At 8:00 AM this morning is when I saw the issue. The first order was to try to reboot it remotely, but that didn't work. I could have asked the datacenter to reboot the server but I had a feeling things were not right, so I drove to our datacenter, attached the monitor to the server and rebooted it manually.
Oh-oh! The boot screen says something ugly, like "your hard disk is not operating under normal parameters, we recommend you backup it...". Gosh, it happened.
The day every entrepreneur, or every ops personnel, or every IT person fears. We have a loss of a hard-disk.
I absolutely knew this day would come, and I design the Sampa software and architecture to survive this, but I knew it would take time to bring everything back online.
This was about 9:45 AM and I was sitting in the floor on the datacenter, very cold and very noise, pondering my options. Do I take the server to the office, buy a new HD, replace it, restore the data. Do I take the good HD out (each server has 2 HDs that backup to each other) and restore on another server? Do I try to kick the server a bit (maybe it would magically come back online)?
Well, I decided I didn't want to "save" that server. Once a server presents a problem like this, you better just get rid of it and move on. You never know if the HD issue was because of the HD, or a bad controller, bad cable, power supply surge, etc.

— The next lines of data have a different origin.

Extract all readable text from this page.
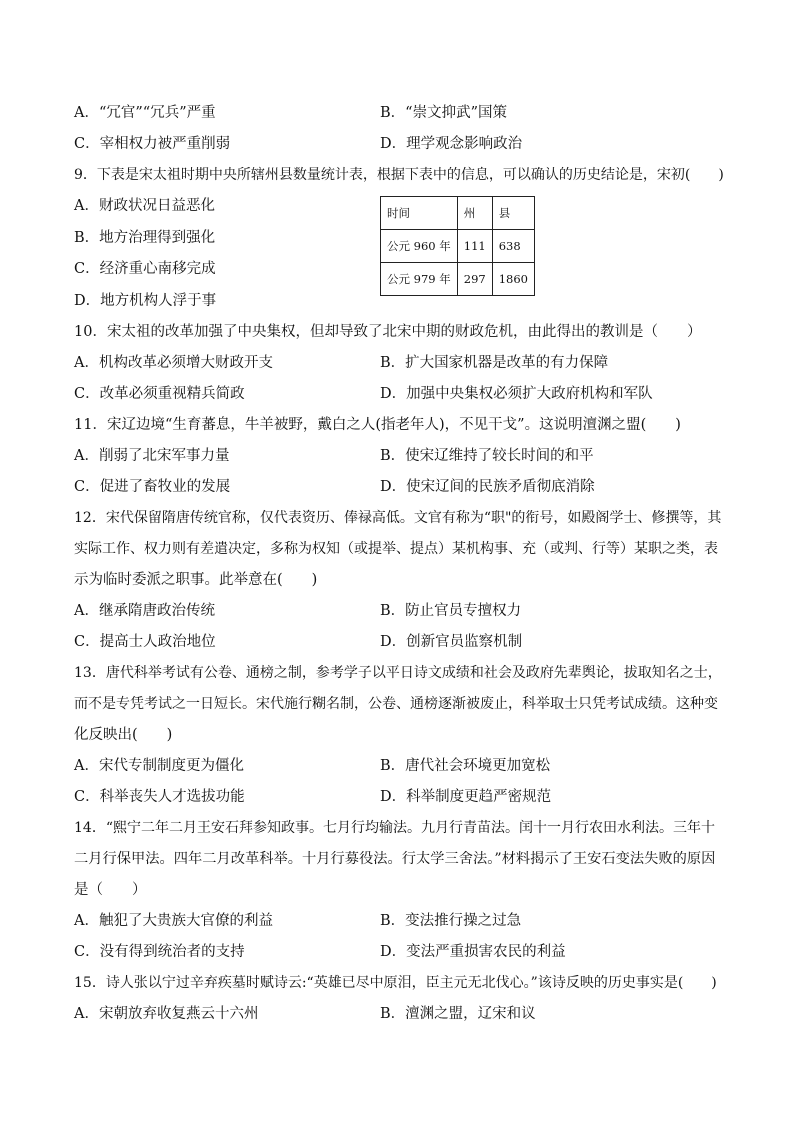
A．“冗官”“冗兵”严重	B．“崇文抑武”国策
C．宰相权力被严重削弱	D．理学观念影响政治
9．下表是宋太祖时期中央所辖州县数量统计表，根据下表中的信息，可以确认的历史结论是，宋初(　　)
A．财政状况日益恶化
B．地方治理得到强化
C．经济重心南移完成
D．地方机构人浮于事
时间	州	县
公元 960 年	111	638
公元 979 年	297	1860
10．宋太祖的改革加强了中央集权，但却导致了北宋中期的财政危机，由此得出的教训是（　　）
A．机构改革必须增大财政开支	B．扩大国家机器是改革的有力保障
C．改革必须重视精兵简政	D．加强中央集权必须扩大政府机构和军队
11．宋辽边境“生育蕃息，牛羊被野，戴白之人(指老年人)，不见干戈”。这说明澶渊之盟(　　)
A．削弱了北宋军事力量	B．使宋辽维持了较长时间的和平
C．促进了畜牧业的发展	D．使宋辽间的民族矛盾彻底消除
12．宋代保留隋唐传统官称，仅代表资历、俸禄高低。文官有称为“职"的衔号，如殿阁学士、修撰等，其
实际工作、权力则有差遣决定，多称为权知（或提举、提点）某机构事、充（或判、行等）某职之类，表
示为临时委派之职事。此举意在(　　)
A．继承隋唐政治传统	B．防止官员专擅权力
C．提高士人政治地位	D．创新官员监察机制
13．唐代科举考试有公卷、通榜之制，参考学子以平日诗文成绩和社会及政府先辈舆论，拔取知名之士，
而不是专凭考试之一日短长。宋代施行糊名制，公卷、通榜逐渐被废止，科举取士只凭考试成绩。这种变
化反映出(　　)
A．宋代专制制度更为僵化	B．唐代社会环境更加宽松
C．科举丧失人才选拔功能	D．科举制度更趋严密规范
14．“熙宁二年二月王安石拜参知政事。七月行均输法。九月行青苗法。闰十一月行农田水利法。三年十
二月行保甲法。四年二月改革科举。十月行募役法。行太学三舍法。”材料揭示了王安石变法失败的原因
是（　　）
A．触犯了大贵族大官僚的利益	B．变法推行操之过急
C．没有得到统治者的支持	D．变法严重损害农民的利益
15．诗人张以宁过辛弃疾墓时赋诗云:“英雄已尽中原泪，臣主元无北伐心。”该诗反映的历史事实是(　　)
A．宋朝放弃收复燕云十六州	B．澶渊之盟，辽宋和议
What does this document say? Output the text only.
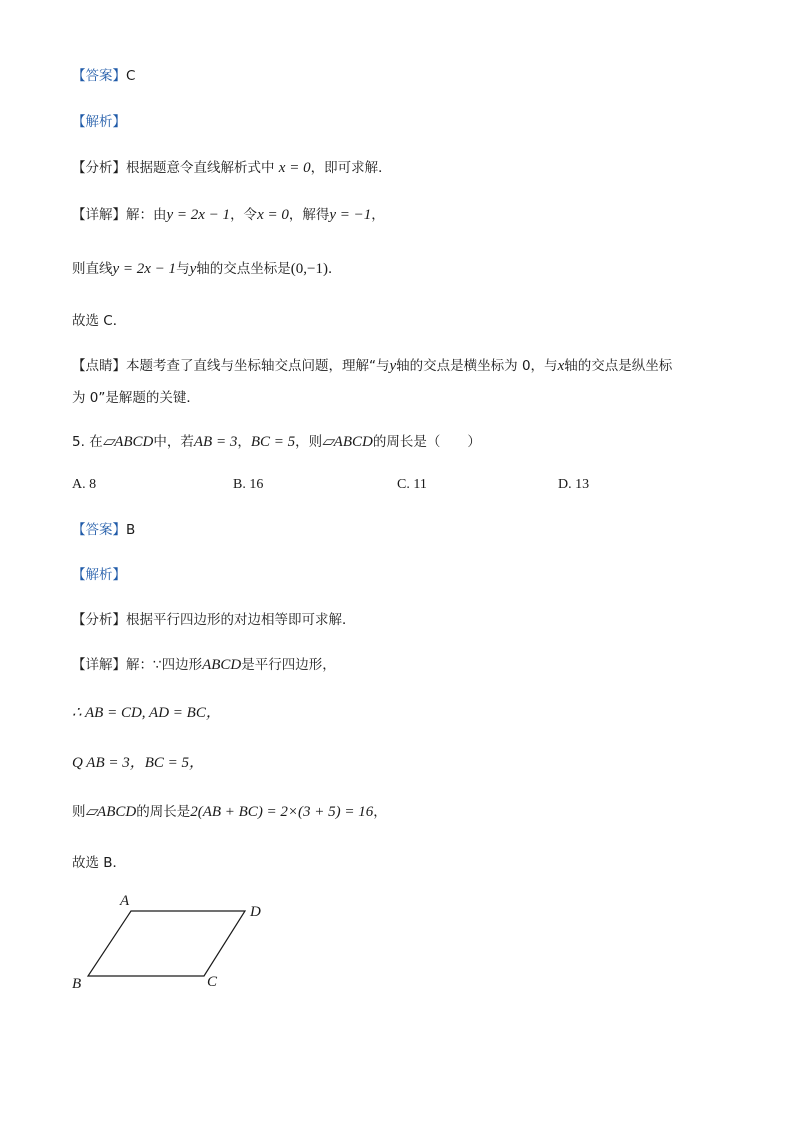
【答案】C
【解析】
【分析】根据题意令直线解析式中 x = 0，即可求解．
【详解】解：由y = 2x − 1，令x = 0，解得y = −1，
则直线y = 2x − 1与y轴的交点坐标是(0,−1)．
故选 C．
【点睛】本题考查了直线与坐标轴交点问题，理解“与y轴的交点是横坐标为 0，与x轴的交点是纵坐标
为 0”是解题的关键．
5. 在▱ABCD中，若AB = 3，BC = 5，则▱ABCD的周长是（　　）
A. 8	B. 16	C. 11	D. 13
【答案】B
【解析】
【分析】根据平行四边形的对边相等即可求解．
【详解】解：∵四边形ABCD是平行四边形，
∴ AB = CD, AD = BC，
Q AB = 3，BC = 5，
则▱ABCD的周长是2(AB + BC) = 2×(3 + 5) = 16，
故选 B．
A
D
B	C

So, I went to Hard-Drives Northwest, just a few blocks from the datacenter, bought an SATA Enclosure w/ a USB connector and went back to the datacenter.
The first issue was this server was at the bottom of a stack of servers (5). I couldn't remove this server without re-arranging all other servers, so I shutdown all the other servers as to not cause another HD issue on another server by some clumsy act. Then, I carefully started to remove this server from the stack, while pushing the other servers on top of that one back. It probably took me more than a minute to do that very slowly, always checking no cables were getting squished. At the last inch I pushed a bit too much and all the servers fell hard on the shelf. Crap! It was just an 1in drop, but still.
I open the "dead server", remove the hard disk, put it on the enclosure so it becomes an external HD and connect to another server. Go check the screen and YES! I have the backup data and it seems good. Let's start the restore.
By now this is 11:00 AM. I was being very meticously about it as to not screw up anything. We are talking about 10,000 customers here. Their blog posts, their pictures, the baby milestones. My own blog (the one you are reading right now) was on that server, but worse of all, my wife's blog that she writes about our kids are on that server.
After 15 minutes of restoring the data I'm able to calculate how long it's going to take. Nothing short of 6 hours to copy everything to a new server (about 200GB of data) which means copying will be done by 5 PM today.
As of this writing, 65% is completed. Once I restore the data into the new server I still need to make the DNS changes to make sure the sites point to the new server. Good thing our system expires DNS entries in 1h, and not the default 72h of most sites.
I can't say that I'm happy with the way things turned out today, but I feel relieved I was able to restore the data, but about 10% of our customers are not able to access their website today and they don't even know why (our blog is also on that server).